The CEO of IBM offered the Obama administration a free software program that would have cut Medicare and Medicaid fraud by almost a trillion dollars, but he was turned down – twice.

"We could have improved the quality and reduced the cost of the healthcare system by $900 billion...I said we would do it for free to prove that it works. They turned us down, "IBM chairman and CEO  Samuel Palmisano said during a Sept. 14, 2010 taping of the Wall Street Journal’s Viewpoints program. 

FOX News confirmed that a second meeting between Palmisano and Obama administration officials yielded the same result: "No thanks!" – even though the proffered "fix" would have eliminated 90 percent of the nation’s health care deficit – and cost taxpayers nothing it didn’t perform as guaranteed.

Yet Medicare/Medicaid fraud is still rampant.

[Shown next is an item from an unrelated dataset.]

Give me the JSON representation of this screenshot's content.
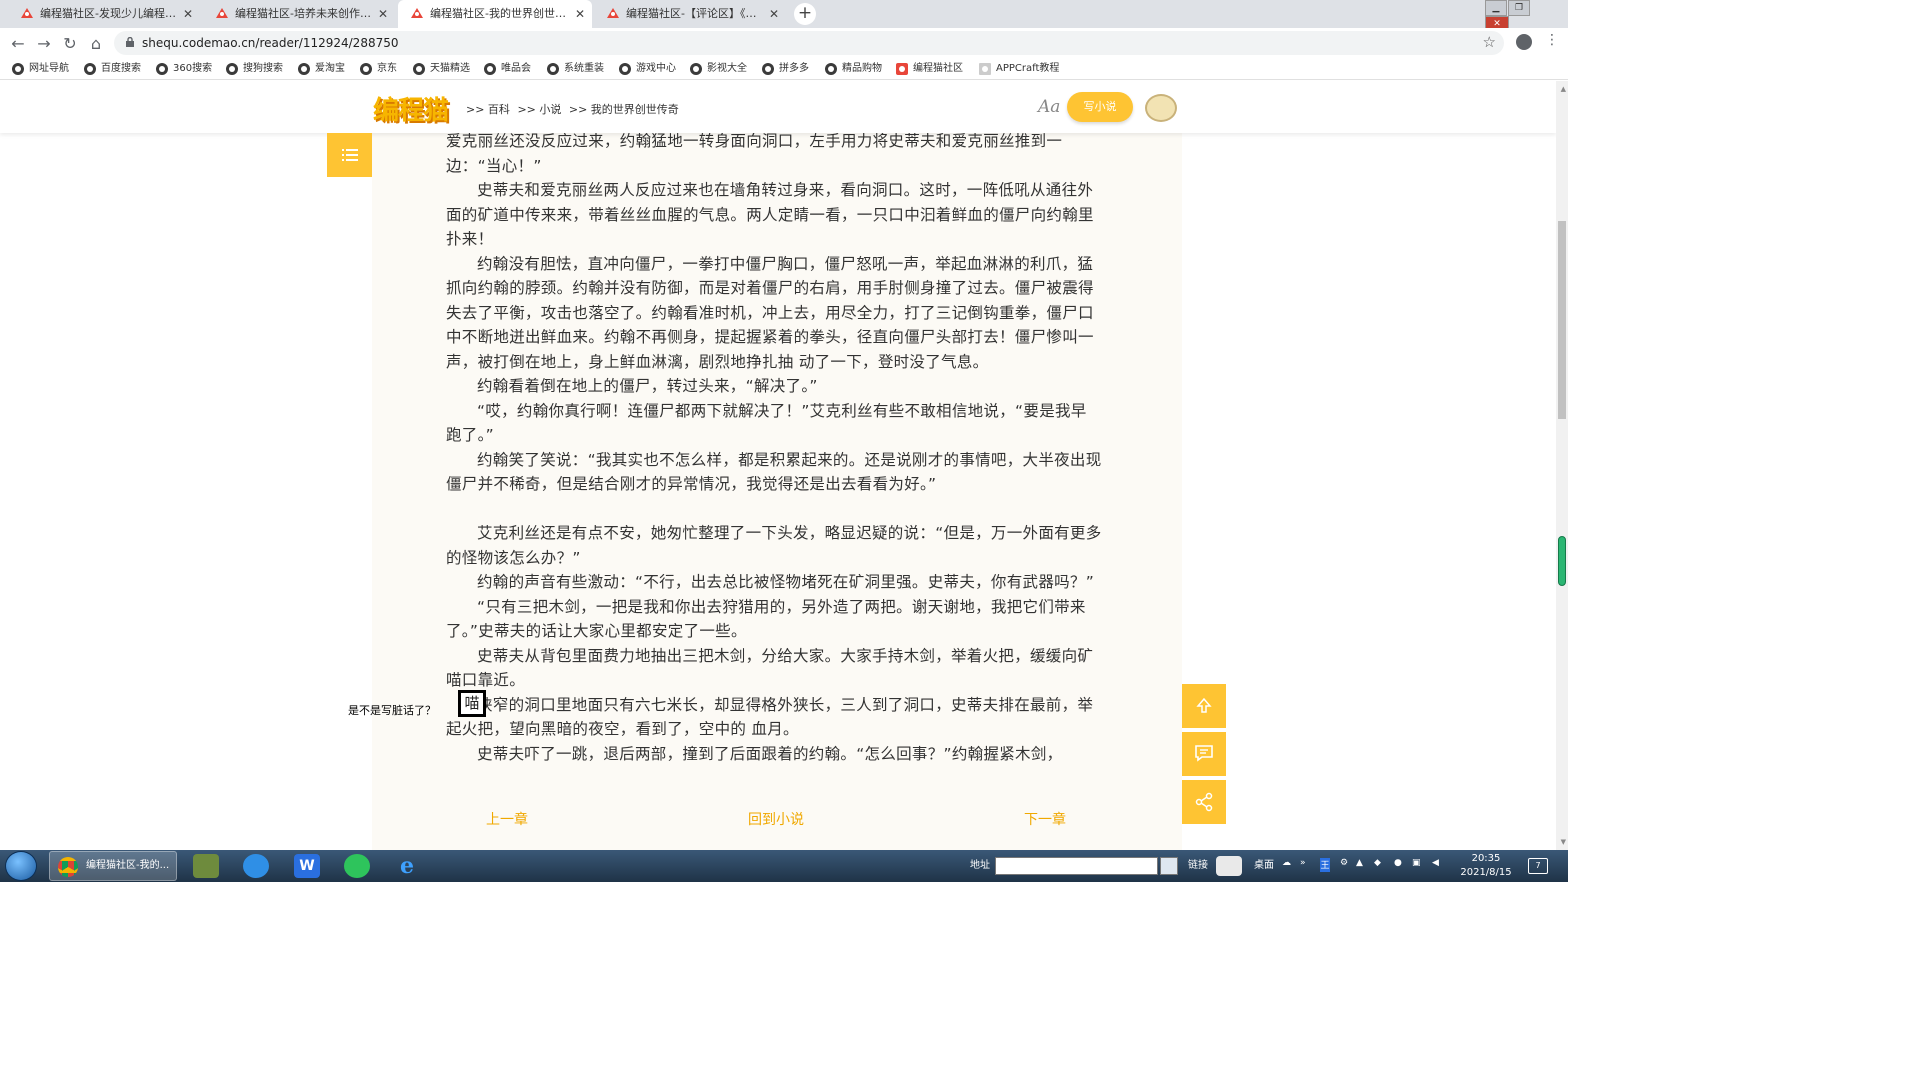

According to the Manhattan Institute’s Steven Malanga,"abuses of Medicaid (alone) eat up at least 10 percent of the program’s total cost nationwide -- a waste of $30 billion a year. Unscrupulous doctors billing for over 24 hours per day of procedures, phony companies invoicing for phantom services, pharmacists filling prescriptions for dead patients, home health-care companies demanding payment for treating clients actually in the hospital -- on and on the rip-offs go."

Now that Republicans are trying to repeal Obamacare and drastically cut federal spending at the same time, perhaps Palmisano can be persuaded to offer his services again.